In this rather more modern tale set sometime in the Edo era, Ichikawa stars as big guy around town Masakichi who is nevertheless viewed with suspicion by local law enforcement officer Tohachi (Koh Sugita) who rebukes him for spending too much time with “yakuza” while out on the road conducting business for the lumber yard where he works. As we’ll come to discover this is a bit rich because Tohachi is as bent as they come, later raiding a gambling den in order to seize the proceeds for himself while in cahoots with equally corrupt magistrate who is also Masakichi’s boss but has designs on his girlfriend Oshima (Tamao Nakamura). After Masakichi proposes to her and goes so far as to set up a house and set a date to solemnise the union, his boss rapes Oshima which leads to her committing suicide and Masakichi killing him thereafter heading out on the run vowing to be Tohachi’s enemy for evermore. Sometime later, however, he gets himself mixed up in intrigue in another town where the corrupt magistrate is actually running the illegal gambling den and taking advantage of a naive young man, Tokunosuke (Koichi Ose), to press him into debt while trying to get his hands on his fiancée Onaka (also Tamao Nakamura) who happens to look exactly like Oshima.
Something is very definitely rotten in Edo, the corruption so rampant as to be all but inescapable but Masakichi is so jaded that to begin with he doesn’t much care only to be reawakened on realising the same thing is happening again and to another woman who looks like his first love. Before he even sees her, he half-heartedly tries to warn Tokunosuke off gambling realising that he has no idea what he’s doing and seems to be having a run of very bad luck but Tokunosuke is a stubborn and insecure man who doesn’t know what’s good for him making one bad decision after another. When they are forced on the run together, Tokunosuke can’t help but feel his masculinity is being challenged by Masakichi’s infinite capability and is convinced that Onaka will eventually choose to leave with him. Consequently he repeatedly attempts to convince Onaka that Masakichi is a third wheel while quite obviously out of his depth and entirely incapable of protecting her from the mess that he has in part made through his series of poor decisions and general uselessness.

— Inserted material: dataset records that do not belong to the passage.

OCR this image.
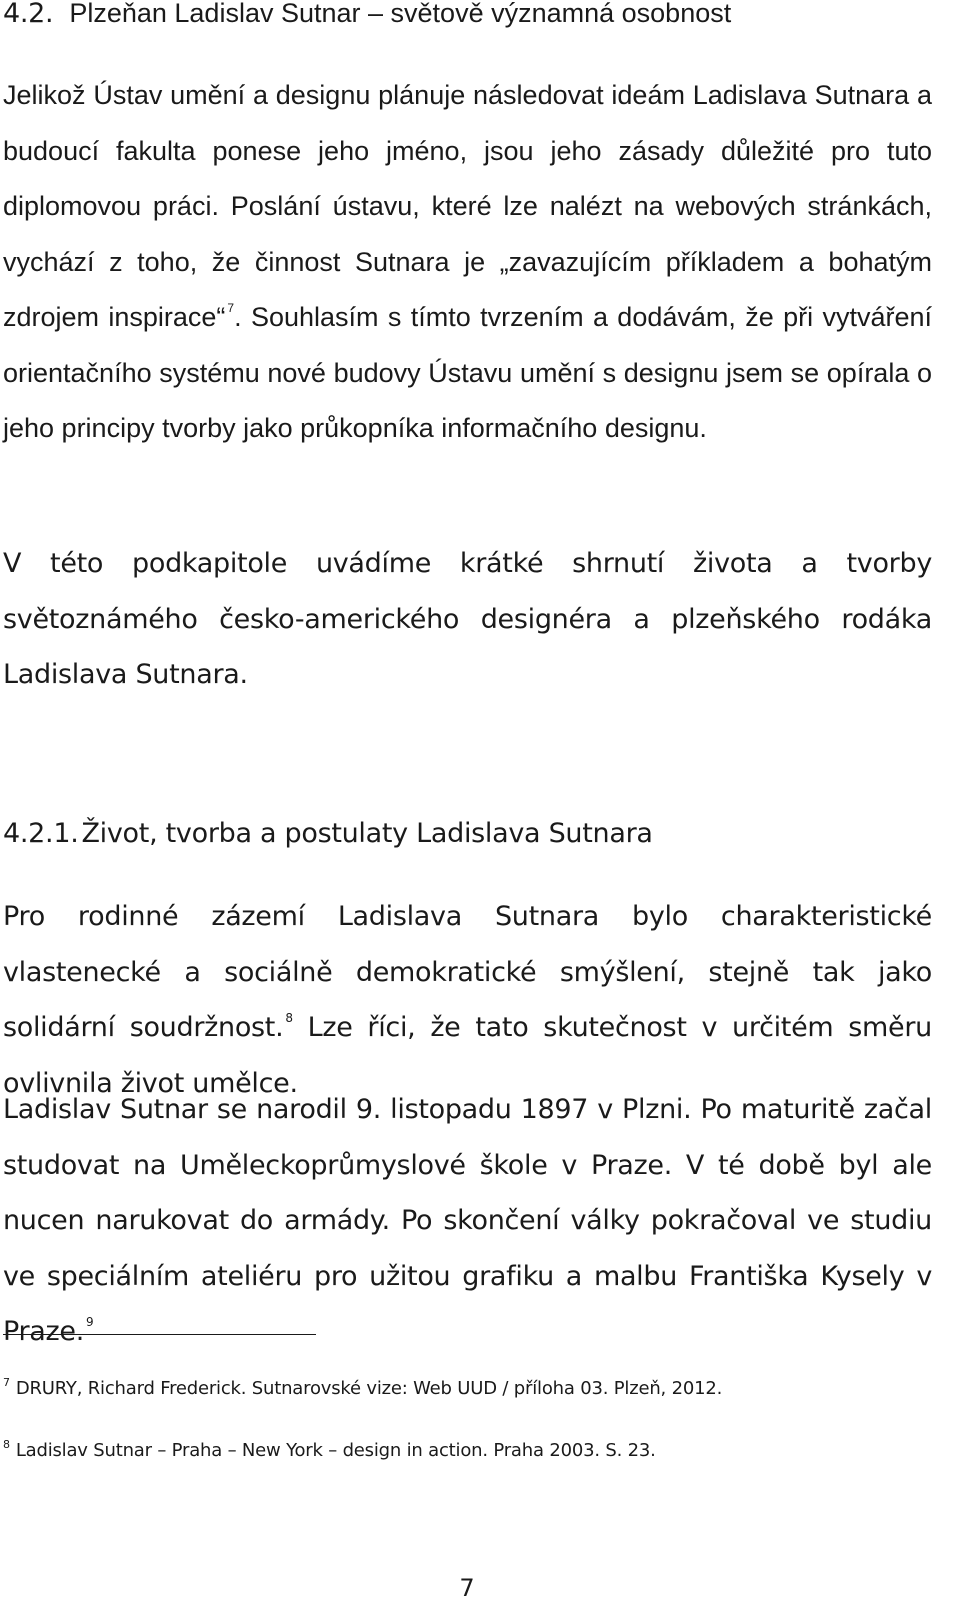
4.2. Plzeňan Ladislav Sutnar – světově významná osobnost

Jelikož Ústav umění a designu plánuje následovat ideám Ladislava Sutnara a budoucí fakulta ponese jeho jméno, jsou jeho zásady důležité pro tuto diplomovou práci. Poslání ústavu, které lze nalézt na webových stránkách, vychází z toho, že činnost Sutnara je „zavazujícím příkladem a bohatým zdrojem inspirace“ $^7$. Souhlasím s tímto tvrzením a dodávám, že při vytváření orientačního systému nové budovy Ústavu umění s designu jsem se opírala o jeho principy tvorby jako průkopníka informačního designu.

V této podkapitole uvádíme krátké shrnutí života a tvorby světoznámého česko-amerického designéra a plzeňského rodáka Ladislava Sutnara.

4.2.1. Život, tvorba a postulaty Ladislava Sutnara

Pro rodinné zázemí Ladislava Sutnara bylo charakteristické vlastenecké a sociálně demokratické smýšlení, stejně tak jako solidární soudržnost. $^8$ Lze říci, že tato skutečnost v určitém směru ovlivnila život umělce.

Ladislav Sutnar se narodil 9. listopadu 1897 v Plzni. Po maturitě začal studovat na Uměleckoprůmyslové škole v Praze. V té době byl ale nucen narukovat do armády. Po skončení války pokračoval ve studiu ve speciálním ateliéru pro užitou grafiku a malbu Františka Kysely v Praze. $^9$

$^7$ DRURY, Richard Frederick. Sutnarovské vize: Web UUD / příloha 03. Plzeň, 2012.

$^8$ Ladislav Sutnar – Praha – New York – design in action. Praha 2003. S. 23.

7
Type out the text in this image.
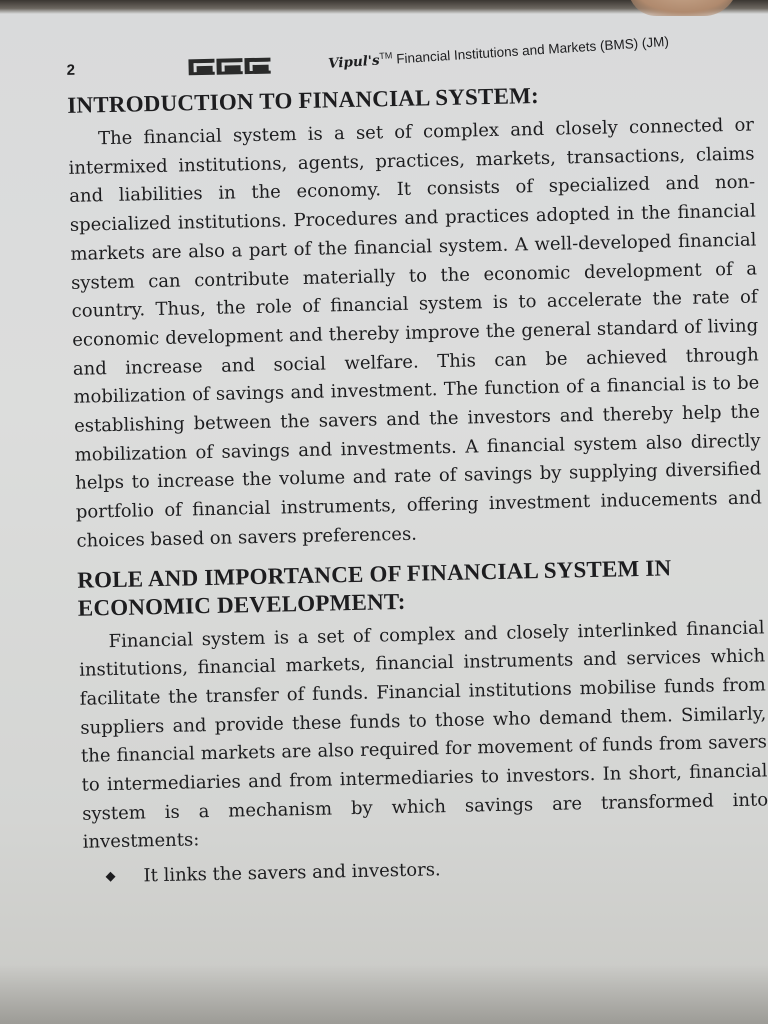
2	Vipul's™ Financial Institutions and Markets (BMS) (JM)
INTRODUCTION TO FINANCIAL SYSTEM:

The financial system is a set of complex and closely connected or intermixed institutions, agents, practices, markets, transactions, claims and liabilities in the economy. It consists of specialized and non-specialized institutions. Procedures and practices adopted in the financial markets are also a part of the financial system. A well-developed financial system can contribute materially to the economic development of a country. Thus, the role of financial system is to accelerate the rate of economic development and thereby improve the general standard of living and increase and social welfare. This can be achieved through mobilization of savings and investment. The function of a financial is to be establishing between the savers and the investors and thereby help the mobilization of savings and investments. A financial system also directly helps to increase the volume and rate of savings by supplying diversified portfolio of financial instruments, offering investment inducements and choices based on savers preferences.

ROLE AND IMPORTANCE OF FINANCIAL SYSTEM IN ECONOMIC DEVELOPMENT:

Financial system is a set of complex and closely interlinked financial institutions, financial markets, financial instruments and services which facilitate the transfer of funds. Financial institutions mobilise funds from suppliers and provide these funds to those who demand them. Similarly, the financial markets are also required for movement of funds from savers to intermediaries and from intermediaries to investors. In short, financial system is a mechanism by which savings are transformed into investments:

◆ It links the savers and investors.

In this case, the hero isn’t so much standing up to injustice in the corrupt Edo-era society as standing up for love, exorcising his guilt over having been unable to protect Oshima by ensuring that Tokunosuke and Onaka’s romance is allowed to blossom. Even so, Onaka eventually concedes that his eyes frighten her while he remains trapped in the past reassuring her that he is aware she and Oshima are not the same and has no desire to intrude on her romantic destiny. The final showdown literally takes place in the ruins of the destroyed society as the trio take refuge in an abandoned village, an entire house later collapsing as Masakichi fights off Tohachi’s goons while beset by a heavy mist. Making frequent use of dissolves and canted angles to reflect Masakichi’s listlessness and sense of despair along with a couple of songs performed by Yukio Hashi, Ikehiro’s jidaigeki drama is an unusually romantic affair as the hero stands up to injustice only indirectly as means of rescuing love from the oppressive corruptions of Edo-era society.